What happens when the actual expansion takes place? Generally, a new virtual machine is created and that machines' resources are now available to the process that requires it. The process in this context refers to the overall business requirement that caused the expansion event in the first place. The process that says "give me more computing power" may in fact result from a general discussion amongst several nodes in the cloud.

Here, we have a simple controlling process that handles requests. These may be client requests or requests from other nodes in the same cloud. The controlling process then forwards the request to a resource management process. It is the responsibility of the resource manager to ensure that computing resources are available to fulfil every request. This is where the bottleneck lies, in has_resources(). In the most common case, there are plenty of resources available and has_resources() has very little work to do. However, when resources start to dry up, it needs to make more resources. This is where the costly work of the resource manager lives. It would be great if there were some way to know ahead of time what the peak resource demand will be.

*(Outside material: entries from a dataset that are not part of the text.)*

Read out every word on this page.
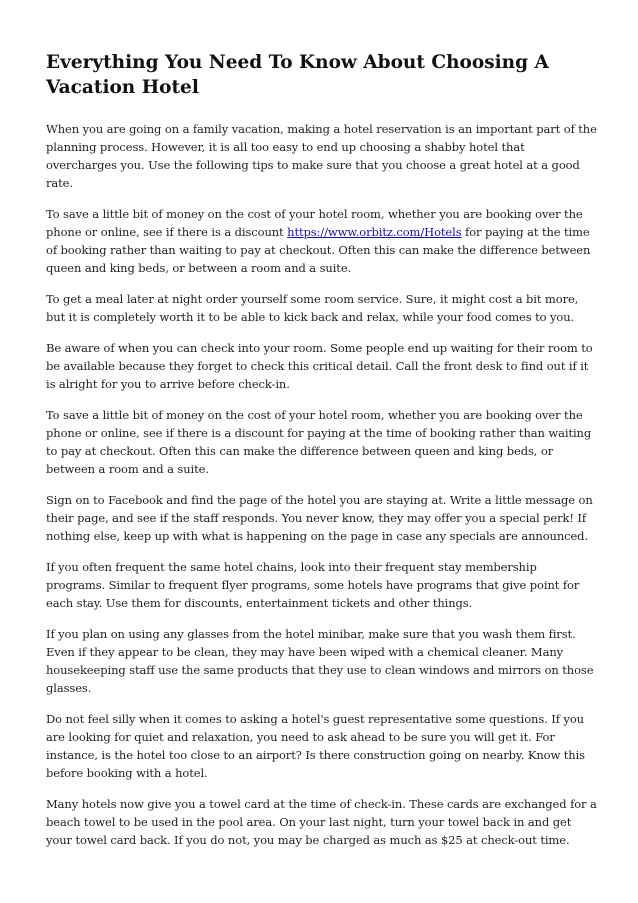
Everything You Need To Know About Choosing A Vacation Hotel

When you are going on a family vacation, making a hotel reservation is an important part of the planning process. However, it is all too easy to end up choosing a shabby hotel that overcharges you. Use the following tips to make sure that you choose a great hotel at a good rate.

To save a little bit of money on the cost of your hotel room, whether you are booking over the phone or online, see if there is a discount https://www.orbitz.com/Hotels for paying at the time of booking rather than waiting to pay at checkout. Often this can make the difference between queen and king beds, or between a room and a suite.

To get a meal later at night order yourself some room service. Sure, it might cost a bit more, but it is completely worth it to be able to kick back and relax, while your food comes to you.

Be aware of when you can check into your room. Some people end up waiting for their room to be available because they forget to check this critical detail. Call the front desk to find out if it is alright for you to arrive before check-in.

To save a little bit of money on the cost of your hotel room, whether you are booking over the phone or online, see if there is a discount for paying at the time of booking rather than waiting to pay at checkout. Often this can make the difference between queen and king beds, or between a room and a suite.

Sign on to Facebook and find the page of the hotel you are staying at. Write a little message on their page, and see if the staff responds. You never know, they may offer you a special perk! If nothing else, keep up with what is happening on the page in case any specials are announced.

If you often frequent the same hotel chains, look into their frequent stay membership programs. Similar to frequent flyer programs, some hotels have programs that give point for each stay. Use them for discounts, entertainment tickets and other things.

If you plan on using any glasses from the hotel minibar, make sure that you wash them first. Even if they appear to be clean, they may have been wiped with a chemical cleaner. Many housekeeping staff use the same products that they use to clean windows and mirrors on those glasses.

Do not feel silly when it comes to asking a hotel's guest representative some questions. If you are looking for quiet and relaxation, you need to ask ahead to be sure you will get it. For instance, is the hotel too close to an airport? Is there construction going on nearby. Know this before booking with a hotel.

Many hotels now give you a towel card at the time of check-in. These cards are exchanged for a beach towel to be used in the pool area. On your last night, turn your towel back in and get your towel card back. If you do not, you may be charged as much as $25 at check-out time.
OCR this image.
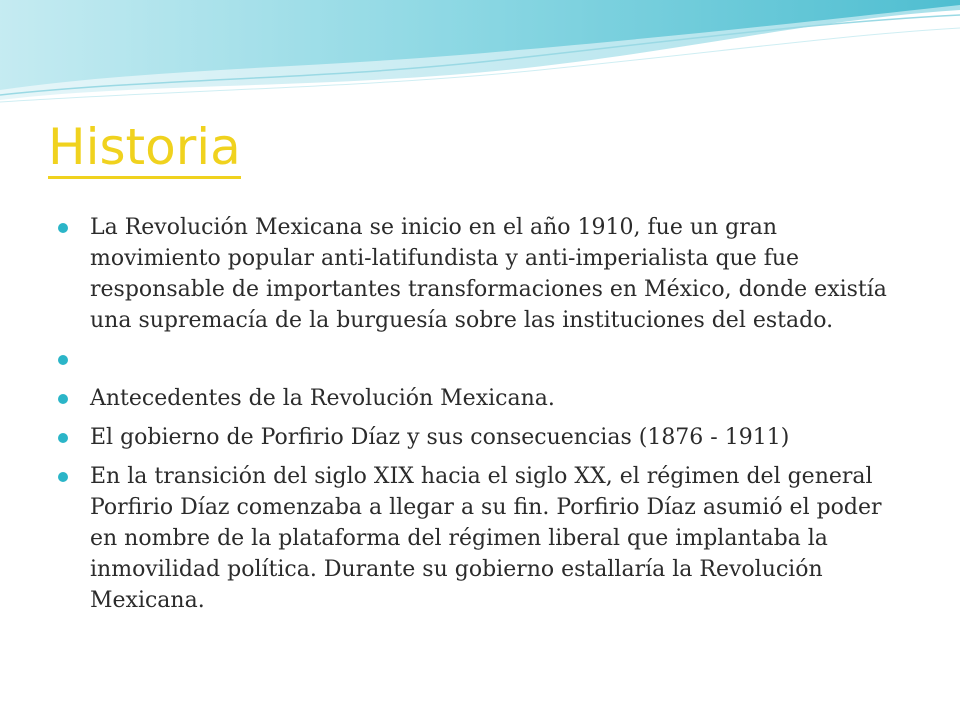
Historia
La Revolución Mexicana se inicio en el año 1910, fue un gran movimiento popular anti-latifundista y anti-imperialista que fue responsable de importantes transformaciones en México, donde existía una supremacía de la burguesía sobre las instituciones del estado.
Antecedentes de la Revolución Mexicana.
El gobierno de Porfirio Díaz y sus consecuencias (1876 - 1911)
En la transición del siglo XIX hacia el siglo XX, el régimen del general Porfirio Díaz comenzaba a llegar a su fin. Porfirio Díaz asumió el poder en nombre de la plataforma del régimen liberal que implantaba la inmovilidad política. Durante su gobierno estallaría la Revolución Mexicana.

Unfortunately, there is really no reliable way to do this. The best we can do in this situation is guesswork. The resource manager could monitor the distance between the size of resource requirements in a given time interval. Certain thresholds could then be set and once reached, we could then provide resources based on what the probable resource demand will be in the near future.

For instance, lets say I have a simple running within a cloud environment. I post a new entry, "a ton of traffic". Now, before I post this entry, I have an average demand of 5 requests per hour. An hour after posting, the resource manager notices that my average has doubled to 10 requests per hour. This is something that could be handled very comfortably be my service. However, the suddenness of this relatively large change could put the resource manager on alert. Now, hour two after posting "a ton of traffic", the number of requests reaches 20 requests per hour. It seems that this raising demand trend is continuing. The resource manager would then proceed to making more resources available.

With this approach, there is always the risk of over-provisioning resources. This type of data can be misleading. However, it does lend a guiding light toward proactive provisioning. Besides, if the statistical data is misleading, it is better to cleanup over-provisioned resources than being trying to do a huge provision job during the high resource demand.